Konkret ging es um die Faulenstraße: Schulte hatte sich ja vor einigen Wochen aus dem Fenster gehängt und stolz den historischen Kompromiß verkündet, um die von der Innenstadt abgehängte Meile zum Shopping attraktiver und dennoch für genügend Blech passierbar zu machen: Straßenbahn, breitere Bürgersteige, weniger, aber immer noch genug Platz für Autos, Bäume, da und dort Radweg-Stücke und Parkplätze. Zahlen sollte – wer sonst – das Wirtschaftsressort wegen Aufwertung der Innenstadt gleich Stärkung der Wirtschaftskraft und so.
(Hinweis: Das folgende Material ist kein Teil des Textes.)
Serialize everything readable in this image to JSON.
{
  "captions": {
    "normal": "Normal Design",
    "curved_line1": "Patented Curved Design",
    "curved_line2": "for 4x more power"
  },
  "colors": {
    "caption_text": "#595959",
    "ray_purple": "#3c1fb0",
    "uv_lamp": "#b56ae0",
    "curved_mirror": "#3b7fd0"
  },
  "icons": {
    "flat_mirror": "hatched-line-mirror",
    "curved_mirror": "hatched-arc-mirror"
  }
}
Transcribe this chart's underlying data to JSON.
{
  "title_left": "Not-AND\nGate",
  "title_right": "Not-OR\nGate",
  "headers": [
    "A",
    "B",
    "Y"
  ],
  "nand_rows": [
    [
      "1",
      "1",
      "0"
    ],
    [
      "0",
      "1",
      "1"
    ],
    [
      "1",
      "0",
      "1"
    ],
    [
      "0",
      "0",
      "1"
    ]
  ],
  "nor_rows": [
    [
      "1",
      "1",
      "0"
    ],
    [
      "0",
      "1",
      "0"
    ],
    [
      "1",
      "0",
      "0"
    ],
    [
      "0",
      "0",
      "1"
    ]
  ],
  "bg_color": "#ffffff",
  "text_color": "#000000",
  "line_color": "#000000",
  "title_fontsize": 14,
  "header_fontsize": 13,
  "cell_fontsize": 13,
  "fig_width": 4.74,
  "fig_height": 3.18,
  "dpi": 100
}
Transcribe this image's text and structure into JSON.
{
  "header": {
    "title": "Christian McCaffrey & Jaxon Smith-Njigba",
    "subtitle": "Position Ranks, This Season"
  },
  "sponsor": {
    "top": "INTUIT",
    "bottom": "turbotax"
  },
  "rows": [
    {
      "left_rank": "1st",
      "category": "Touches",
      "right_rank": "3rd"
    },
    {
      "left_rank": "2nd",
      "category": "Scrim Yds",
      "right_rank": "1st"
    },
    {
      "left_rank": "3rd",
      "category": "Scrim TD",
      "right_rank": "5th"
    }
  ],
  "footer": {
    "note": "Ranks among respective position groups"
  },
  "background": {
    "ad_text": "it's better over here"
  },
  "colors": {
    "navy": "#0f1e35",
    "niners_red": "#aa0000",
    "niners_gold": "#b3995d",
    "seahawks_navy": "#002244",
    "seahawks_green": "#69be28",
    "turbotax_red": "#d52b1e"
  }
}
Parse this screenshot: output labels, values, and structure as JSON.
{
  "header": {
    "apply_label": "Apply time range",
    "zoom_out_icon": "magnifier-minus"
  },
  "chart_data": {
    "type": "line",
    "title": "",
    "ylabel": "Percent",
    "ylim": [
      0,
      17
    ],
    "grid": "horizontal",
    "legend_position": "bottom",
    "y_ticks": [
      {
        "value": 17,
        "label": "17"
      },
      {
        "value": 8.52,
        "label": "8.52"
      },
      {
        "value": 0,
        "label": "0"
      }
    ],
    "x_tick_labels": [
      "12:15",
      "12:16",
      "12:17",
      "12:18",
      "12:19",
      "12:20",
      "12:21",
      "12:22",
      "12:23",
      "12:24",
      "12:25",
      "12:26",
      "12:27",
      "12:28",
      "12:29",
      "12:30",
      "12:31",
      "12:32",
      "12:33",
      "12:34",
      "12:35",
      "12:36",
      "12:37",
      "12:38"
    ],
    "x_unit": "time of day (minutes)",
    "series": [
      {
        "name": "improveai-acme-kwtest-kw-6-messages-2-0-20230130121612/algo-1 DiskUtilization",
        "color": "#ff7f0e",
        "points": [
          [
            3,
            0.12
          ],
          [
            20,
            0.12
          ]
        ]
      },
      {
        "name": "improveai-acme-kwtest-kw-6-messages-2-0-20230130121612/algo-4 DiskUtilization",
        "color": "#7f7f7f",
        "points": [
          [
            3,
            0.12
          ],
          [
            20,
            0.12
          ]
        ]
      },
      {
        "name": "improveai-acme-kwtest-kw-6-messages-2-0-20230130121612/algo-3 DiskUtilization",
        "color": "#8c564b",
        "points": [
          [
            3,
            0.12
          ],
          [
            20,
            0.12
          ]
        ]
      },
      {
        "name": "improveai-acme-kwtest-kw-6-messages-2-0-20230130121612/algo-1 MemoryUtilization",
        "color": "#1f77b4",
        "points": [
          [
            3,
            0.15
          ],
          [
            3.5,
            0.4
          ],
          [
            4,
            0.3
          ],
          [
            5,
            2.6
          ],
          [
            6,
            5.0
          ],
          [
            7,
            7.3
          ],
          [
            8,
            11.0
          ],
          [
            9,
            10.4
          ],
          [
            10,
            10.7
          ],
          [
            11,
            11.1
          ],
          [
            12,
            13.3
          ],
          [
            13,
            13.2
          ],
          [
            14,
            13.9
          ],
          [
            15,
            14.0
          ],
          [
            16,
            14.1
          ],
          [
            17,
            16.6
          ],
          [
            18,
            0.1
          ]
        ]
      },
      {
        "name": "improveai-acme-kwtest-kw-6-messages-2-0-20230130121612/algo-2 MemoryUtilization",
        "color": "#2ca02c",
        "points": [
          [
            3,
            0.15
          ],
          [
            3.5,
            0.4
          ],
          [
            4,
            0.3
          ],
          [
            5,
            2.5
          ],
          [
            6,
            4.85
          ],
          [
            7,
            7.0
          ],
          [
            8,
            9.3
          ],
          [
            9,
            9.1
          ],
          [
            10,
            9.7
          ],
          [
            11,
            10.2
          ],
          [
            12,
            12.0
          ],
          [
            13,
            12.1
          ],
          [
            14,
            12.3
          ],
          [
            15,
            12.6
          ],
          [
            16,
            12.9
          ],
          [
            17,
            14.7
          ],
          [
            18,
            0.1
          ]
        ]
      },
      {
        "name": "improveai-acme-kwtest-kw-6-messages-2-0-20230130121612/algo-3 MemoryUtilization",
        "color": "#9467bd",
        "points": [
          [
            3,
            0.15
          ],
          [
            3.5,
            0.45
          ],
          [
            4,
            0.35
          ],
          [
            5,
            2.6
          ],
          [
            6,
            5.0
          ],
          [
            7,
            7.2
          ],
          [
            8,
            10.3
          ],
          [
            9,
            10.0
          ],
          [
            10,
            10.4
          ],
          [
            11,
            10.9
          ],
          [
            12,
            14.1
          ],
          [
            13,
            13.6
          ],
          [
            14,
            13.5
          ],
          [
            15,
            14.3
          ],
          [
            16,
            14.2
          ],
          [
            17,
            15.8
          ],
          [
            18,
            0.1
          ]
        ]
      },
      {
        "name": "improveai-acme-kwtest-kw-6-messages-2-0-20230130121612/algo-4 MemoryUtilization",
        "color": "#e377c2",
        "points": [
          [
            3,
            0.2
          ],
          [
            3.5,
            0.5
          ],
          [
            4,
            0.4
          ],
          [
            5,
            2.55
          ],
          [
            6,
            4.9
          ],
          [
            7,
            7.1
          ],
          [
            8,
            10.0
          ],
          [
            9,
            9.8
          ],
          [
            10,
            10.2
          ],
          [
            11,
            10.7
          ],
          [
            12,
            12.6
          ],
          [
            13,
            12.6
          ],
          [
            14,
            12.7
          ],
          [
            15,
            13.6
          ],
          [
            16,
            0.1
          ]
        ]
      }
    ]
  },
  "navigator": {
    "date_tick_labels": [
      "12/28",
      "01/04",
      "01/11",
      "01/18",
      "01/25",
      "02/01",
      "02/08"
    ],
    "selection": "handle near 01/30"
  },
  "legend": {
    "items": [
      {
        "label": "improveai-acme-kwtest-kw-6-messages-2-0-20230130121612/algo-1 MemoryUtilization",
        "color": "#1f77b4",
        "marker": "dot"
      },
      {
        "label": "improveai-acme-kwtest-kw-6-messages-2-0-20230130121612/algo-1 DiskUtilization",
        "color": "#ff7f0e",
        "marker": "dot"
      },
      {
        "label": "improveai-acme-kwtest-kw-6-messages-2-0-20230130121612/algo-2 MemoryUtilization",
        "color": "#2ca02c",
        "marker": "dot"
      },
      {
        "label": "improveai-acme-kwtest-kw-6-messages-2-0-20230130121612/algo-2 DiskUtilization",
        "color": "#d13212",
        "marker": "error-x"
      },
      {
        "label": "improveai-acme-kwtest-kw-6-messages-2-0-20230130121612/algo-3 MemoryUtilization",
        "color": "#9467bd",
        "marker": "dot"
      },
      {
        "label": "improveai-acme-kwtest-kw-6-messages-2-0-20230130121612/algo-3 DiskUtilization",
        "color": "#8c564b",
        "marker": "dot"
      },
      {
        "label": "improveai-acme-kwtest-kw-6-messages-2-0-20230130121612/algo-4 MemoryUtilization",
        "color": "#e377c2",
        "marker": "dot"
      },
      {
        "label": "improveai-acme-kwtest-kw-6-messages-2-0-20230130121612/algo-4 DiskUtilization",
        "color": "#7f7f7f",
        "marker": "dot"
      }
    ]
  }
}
Auch die Wirtschaftsbeamten hatten dem Kompromiß zugestimmt. In einer legendären Sitzung im Sparkassen-Gebäude am Brill waren die verschiedenen Meinungen auf sanften Druck des größten Anliegers zusammengeknüpft worden. Dachten alle, bis die Bauplaner erstaunt Briefe von Frank Hallers Beamten bekamen, die das Geld nicht rausrücken wollten. Die Förderer des Innenstadt-Handels rauften sich die Haare, müssen sie sich doch mit den sensiblen Anliegern wie dem Elektronikkaufhaus Saturn-Hansa herumschlagen, das sowieso lieber heute als morgen seinen abgelegenen Standort aufgeben würde.
Die Halleristen meldeten hier und da kosmetische Bedenken an der Straßenplanung an, aber alle Experten wissen: Denen schmeckt der ganze Straßen-Umbau nicht, die würden ihr Geld lieber für so ruhmvolle Projekte wie den Space-Park zusammenhalten.
Schulte mußte Sorge haben, von den selbständigen Beamten aus dem führerlosen Ressort düpiert zu werden. Wie man sich erzählt, hat er sogar schon überlegt, den Finanzierungsanteil des renitenten Wirtschaftsressorts selber auf Pump vorzustrecken.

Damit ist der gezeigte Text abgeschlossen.